Military personnel have been exposed to depleted uranium as a result of friendly-fire incidents, cleanup and salvage operations, and proximity to burning depleted-uranium–containing tanks and ammunition. During the Gulf War, an estimated 134-164 people experienced “level I” exposure (the highest of three exposure categories as classified by the US Department of Defense) through wounds caused by depleted-uranium fragments, inhalation of airborne depleted-uranium particles, ingestion of depleted-uranium residues, or wound contamination by depleted-uranium residues. Hundreds or thousands more may have been exposed to lower exposure through inhalation of dust containing depleted-uranium particles and residue or ingestion from hand-to-mouth contact or contamination of clothing. Ten US military personnel who served in OIF had confirmed depleted uranium detected in their urine; all 10 had depleted-uranium embedded fragments or fragment injuries.
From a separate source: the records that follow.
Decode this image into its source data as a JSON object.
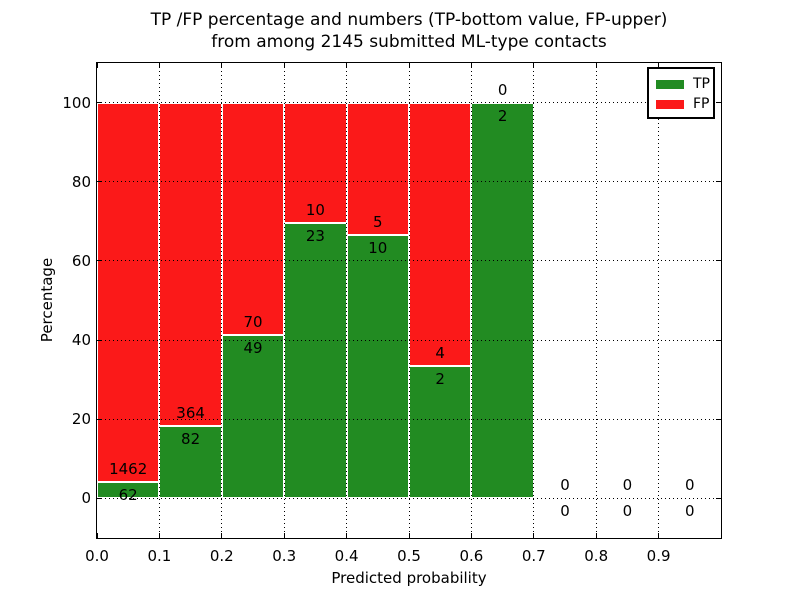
{
  "chart_data": {
    "type": "bar",
    "stacked": true,
    "title": "TP /FP percentage and numbers (TP-bottom value, FP-upper)\nfrom among 2145 submitted ML-type contacts",
    "title_line1": "TP /FP percentage and numbers (TP-bottom value, FP-upper)",
    "title_line2": "from among 2145 submitted ML-type contacts",
    "xlabel": "Predicted probability",
    "ylabel": "Percentage",
    "xlim": [
      0.0,
      1.0
    ],
    "ylim": [
      -10,
      110
    ],
    "grid": true,
    "legend_position": "upper right",
    "bin_width": 0.1,
    "bin_starts": [
      0.0,
      0.1,
      0.2,
      0.3,
      0.4,
      0.5,
      0.6,
      0.7,
      0.8,
      0.9
    ],
    "xtick_values": [
      0.0,
      0.1,
      0.2,
      0.3,
      0.4,
      0.5,
      0.6,
      0.7,
      0.8,
      0.9
    ],
    "xtick_labels": [
      "0.0",
      "0.1",
      "0.2",
      "0.3",
      "0.4",
      "0.5",
      "0.6",
      "0.7",
      "0.8",
      "0.9"
    ],
    "ytick_values": [
      0,
      20,
      40,
      60,
      80,
      100
    ],
    "ytick_labels": [
      "0",
      "20",
      "40",
      "60",
      "80",
      "100"
    ],
    "series": [
      {
        "name": "TP",
        "color": "#228b22",
        "counts": [
          62,
          82,
          49,
          23,
          10,
          2,
          2,
          0,
          0,
          0
        ]
      },
      {
        "name": "FP",
        "color": "#fb1919",
        "counts": [
          1462,
          364,
          70,
          10,
          5,
          4,
          0,
          0,
          0,
          0
        ]
      }
    ],
    "tp_percent": [
      4.1,
      18.4,
      41.2,
      69.7,
      66.7,
      33.3,
      100.0,
      0.0,
      0.0,
      0.0
    ],
    "total_contacts": 2145,
    "colors": {
      "spine": "#000000",
      "grid": "#000000",
      "bar_edge": "#ffffff",
      "background": "#ffffff"
    }
  }
}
SUMMARY OF FINDINGS IN VOLUME 1

When Volume 1 was published in 2000, few studies of health outcomes of exposure to depleted uranium had been conducted. Therefore, the committee studied the health outcomes of exposure to natural and processed uranium in workers at plants that processed uranium ore for use in weapons and nuclear reactors. After evaluating the literature, the committee concluded that there was inadequate or insufficient evidence to determine whether an association exists between uranium exposure and 14 health outcomes—lymphatic cancer, bone cancer, nervous system disease, reproductive or developmental dysfunction, nonmalignant respiratory disease, gastrointestinal disease, immune-mediated disease, effects on hematologic measures, genotoxic effects, cardiovascular effects, hepatic disease, dermal effects, ocular effects, and musculoskeletal effects. It also concluded that there was limited or suggestive evidence of no association between uranium and clinically significant renal dysfunction and between uranium and lung cancer at cumulative internal doses lower than 200 mSv.